Deuxièmement, la coopération internationale en matière de migration progresse. En 2022, les pays de l’UE ont coordonné leurs réponses à l’afflux soudain et sans précédent de réfugiés en provenance d’Ukraine à la suite de la guerre d’agression menée par la Russie, utilisant pour la première fois le statut de protection temporaire. Deux ans plus tard, en 2024, le Pacte européen sur les migrations et l’asile a fourni un ensemble complet de réglementations et de politiques visant à créer des processus de migration et d’asile plus efficaces et durables au niveau de l’UE.
Dans les Amériques, la Déclaration de Los Angeles de 2022 a jeté les bases d’une coopération régionale accrue en matière de migration.

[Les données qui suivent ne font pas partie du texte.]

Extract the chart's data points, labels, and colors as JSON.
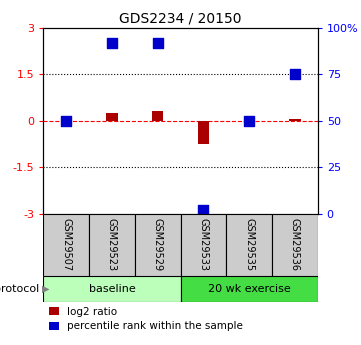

Dans l’esprit de cette déclaration, entre autres mesures, les États-Unis, le Canada, le Mexique et l’Espagne établissent des centres régionaux dans plusieurs pays d’Amérique centrale et du Sud afin de promouvoir une migration régulière, ordonnée et sûre. Face à l’afflux massif de personnes fuyant le Venezuela, les pays de destination sud-américains coordonnent étroitement leurs réponses dans le cadre du processus de Quito.

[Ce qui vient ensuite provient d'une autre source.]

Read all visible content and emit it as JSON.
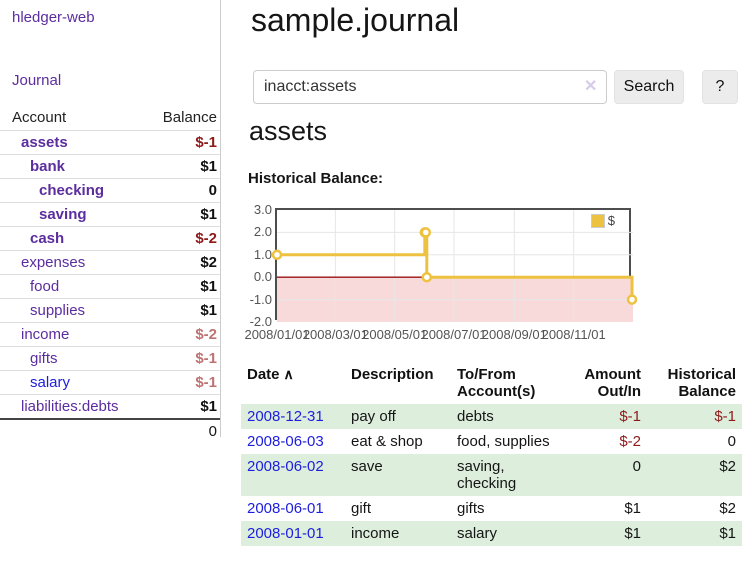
{
  "brand": "hledger-web",
  "nav": {
    "journal": "Journal"
  },
  "sidebar": {
    "headers": {
      "account": "Account",
      "balance": "Balance"
    },
    "rows": [
      {
        "name": "assets",
        "balance": "$-1",
        "depth": 1,
        "bold": true,
        "neg": "strong",
        "link": "purple"
      },
      {
        "name": "bank",
        "balance": "$1",
        "depth": 2,
        "bold": true,
        "neg": "none",
        "link": "purple"
      },
      {
        "name": "checking",
        "balance": "0",
        "depth": 3,
        "bold": true,
        "neg": "none",
        "link": "purple"
      },
      {
        "name": "saving",
        "balance": "$1",
        "depth": 3,
        "bold": true,
        "neg": "none",
        "link": "purple"
      },
      {
        "name": "cash",
        "balance": "$-2",
        "depth": 2,
        "bold": true,
        "neg": "strong",
        "link": "purple"
      },
      {
        "name": "expenses",
        "balance": "$2",
        "depth": 1,
        "bold": false,
        "neg": "none",
        "link": "purple"
      },
      {
        "name": "food",
        "balance": "$1",
        "depth": 2,
        "bold": false,
        "neg": "none",
        "link": "purple"
      },
      {
        "name": "supplies",
        "balance": "$1",
        "depth": 2,
        "bold": false,
        "neg": "none",
        "link": "purple"
      },
      {
        "name": "income",
        "balance": "$-2",
        "depth": 1,
        "bold": false,
        "neg": "soft",
        "link": "purple"
      },
      {
        "name": "gifts",
        "balance": "$-1",
        "depth": 2,
        "bold": false,
        "neg": "soft",
        "link": "purple"
      },
      {
        "name": "salary",
        "balance": "$-1",
        "depth": 2,
        "bold": false,
        "neg": "soft",
        "link": "blue"
      },
      {
        "name": "liabilities:debts",
        "balance": "$1",
        "depth": 1,
        "bold": false,
        "neg": "none",
        "link": "purple"
      }
    ],
    "total": "0"
  },
  "header": {
    "title": "sample.journal"
  },
  "search": {
    "value": "inacct:assets",
    "clear_icon": "✕",
    "button": "Search",
    "help": "?"
  },
  "account_page": {
    "heading": "assets",
    "chart_title": "Historical Balance:"
  },
  "chart_data": {
    "type": "line",
    "step": true,
    "series": [
      {
        "name": "$",
        "color": "#edc240",
        "points": [
          [
            "2008-01-01",
            1
          ],
          [
            "2008-06-01",
            2
          ],
          [
            "2008-06-02",
            2
          ],
          [
            "2008-06-03",
            0
          ],
          [
            "2008-12-31",
            -1
          ]
        ]
      }
    ],
    "x_range": [
      "2008-01-01",
      "2009-01-01"
    ],
    "x_ticks": [
      "2008/01/01",
      "2008/03/01",
      "2008/05/01",
      "2008/07/01",
      "2008/09/01",
      "2008/11/01"
    ],
    "y_ticks": [
      "3.0",
      "2.0",
      "1.0",
      "0.0",
      "-1.0",
      "-2.0"
    ],
    "ylim": [
      -2,
      3
    ],
    "grid": true,
    "legend": {
      "label": "$",
      "position": "top-right"
    }
  },
  "transactions": {
    "sort_icon": "∧",
    "headers": [
      "Date",
      "Description",
      "To/From Account(s)",
      "Amount Out/In",
      "Historical Balance"
    ],
    "rows": [
      {
        "date": "2008-12-31",
        "description": "pay off",
        "accounts": "debts",
        "amount": "$-1",
        "balance": "$-1",
        "amount_neg": true,
        "balance_neg": true,
        "shaded": true
      },
      {
        "date": "2008-06-03",
        "description": "eat & shop",
        "accounts": "food, supplies",
        "amount": "$-2",
        "balance": "0",
        "amount_neg": true,
        "balance_neg": false,
        "shaded": false
      },
      {
        "date": "2008-06-02",
        "description": "save",
        "accounts": "saving, checking",
        "amount": "0",
        "balance": "$2",
        "amount_neg": false,
        "balance_neg": false,
        "shaded": true
      },
      {
        "date": "2008-06-01",
        "description": "gift",
        "accounts": "gifts",
        "amount": "$1",
        "balance": "$2",
        "amount_neg": false,
        "balance_neg": false,
        "shaded": false
      },
      {
        "date": "2008-01-01",
        "description": "income",
        "accounts": "salary",
        "amount": "$1",
        "balance": "$1",
        "amount_neg": false,
        "balance_neg": false,
        "shaded": true
      }
    ]
  },
  "colors": {
    "purple": "#5b2d9e",
    "link_blue": "#1d1de0",
    "negative_strong": "#8e1a1a",
    "negative_soft": "#bf7272",
    "row_green": "#ddeedd",
    "gold": "#edc240",
    "grid": "#e6e6e6",
    "zero_line": "#991111",
    "neg_region": "#f9dada",
    "lavender": "#d7cbe9",
    "button_bg": "#ececec",
    "border_gray": "#cccccc"
  }
}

Malgré ces progrès, une coopération internationale plus forte et plus étendue est essentielle pour continuer à lutter contre les migrations irrégulières. Cela implique d’améliorer la communication entre les pays d’origine et de transit et de partager les informations et les attentes. Les voies d’accès complémentaires qui offrent des alternatives à la migration irrégulière sont un autre outil prometteur qui est encore sous-développé dans de nombreux pays et qui pourrait bénéficier d’un meilleur échange international. L’OCDE, en collaboration avec le HCR, assure un suivi complet de ces flux, jetant ainsi les bases de tels échanges. La coopération internationale devrait également aller au-delà de la gestion des migrations pour envisager l’intégration, notamment en ce qui concerne la question de la reconnaissance des qualifications étrangères dans les pays d’accueil.

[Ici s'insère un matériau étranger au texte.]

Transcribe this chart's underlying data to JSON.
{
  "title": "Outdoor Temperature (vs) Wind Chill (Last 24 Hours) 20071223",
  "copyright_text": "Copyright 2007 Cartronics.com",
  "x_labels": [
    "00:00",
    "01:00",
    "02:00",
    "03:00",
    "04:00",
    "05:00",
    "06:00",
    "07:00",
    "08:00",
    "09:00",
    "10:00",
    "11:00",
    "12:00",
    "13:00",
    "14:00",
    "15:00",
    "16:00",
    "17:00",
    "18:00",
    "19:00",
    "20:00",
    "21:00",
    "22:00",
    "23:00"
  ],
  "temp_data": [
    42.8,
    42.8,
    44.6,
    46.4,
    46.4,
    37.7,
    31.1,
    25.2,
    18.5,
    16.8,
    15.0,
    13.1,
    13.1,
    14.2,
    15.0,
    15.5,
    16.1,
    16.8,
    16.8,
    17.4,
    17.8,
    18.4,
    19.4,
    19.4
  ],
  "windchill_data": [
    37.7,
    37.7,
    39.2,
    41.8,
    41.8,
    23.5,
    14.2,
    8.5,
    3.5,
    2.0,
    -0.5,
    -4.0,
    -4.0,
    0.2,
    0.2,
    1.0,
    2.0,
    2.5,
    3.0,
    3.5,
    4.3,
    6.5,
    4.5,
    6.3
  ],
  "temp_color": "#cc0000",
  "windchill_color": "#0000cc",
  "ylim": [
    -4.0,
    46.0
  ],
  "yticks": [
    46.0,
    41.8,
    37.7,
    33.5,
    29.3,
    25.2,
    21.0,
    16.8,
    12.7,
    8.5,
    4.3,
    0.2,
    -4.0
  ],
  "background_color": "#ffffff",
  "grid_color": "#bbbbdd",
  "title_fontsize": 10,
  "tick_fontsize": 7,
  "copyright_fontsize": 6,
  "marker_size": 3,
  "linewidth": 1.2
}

Enfin, le fait que l’augmentation des flux d’immigration reflète une demande croissante de main-d’œuvre étrangère explique pourquoi ces augmentations se produisent en même temps que de bons résultats en matière d’emploi, tant pour les immigrés que pour les personnes nées dans le pays. En effet, la situation des immigrés sur le marché du travail n’a jamais été aussi bonne, les pays de l’OCDE enregistrant à la fois des taux d’emploi historiquement élevés et des taux de chômage faibles. Si cette situation reflète les bonnes conditions générales du marché du travail, elle met également en évidence le rôle croissant des immigrés dans la promotion de l’activité économique. Comme le souligne le chapitre spécial des Perspectives des migrations internationales de cette année, le rôle des immigrés dans la promotion des activités entrepreneuriales s’est considérablement accru dans les pays de l’OCDE. En 2022, plus d’un travailleur indépendant sur six dans les pays de l’OCDE était un immigré, ce qui représente une nette augmentation par rapport à un sur neuf en 2006. Ces personnes apportent une contribution de plus en plus importante à l’innovation et à la création d’emplois, tant pour les immigrés que pour les personnes nées dans le pays.
Ces tendances sont encourageantes et laissent entrevoir des perspectives d’avenir, surtout si elles sont soutenues par des politiques visant à améliorer l’adéquation sur le marché du travail et à développer les infrastructures.
Des voies d’accès régulières répondant aux besoins de main-d’œuvre, associées à une coopération internationale renforcée, sont essentielles au bon fonctionnement du système de gestion des migrations. Dans le même temps, le retour effectif et durable de ceux qui n’ont pas le droit de rester doit être inclus dans ce dispositif. Ici aussi, les pays de l’OCDE ont renforcé leurs efforts ces dernières années.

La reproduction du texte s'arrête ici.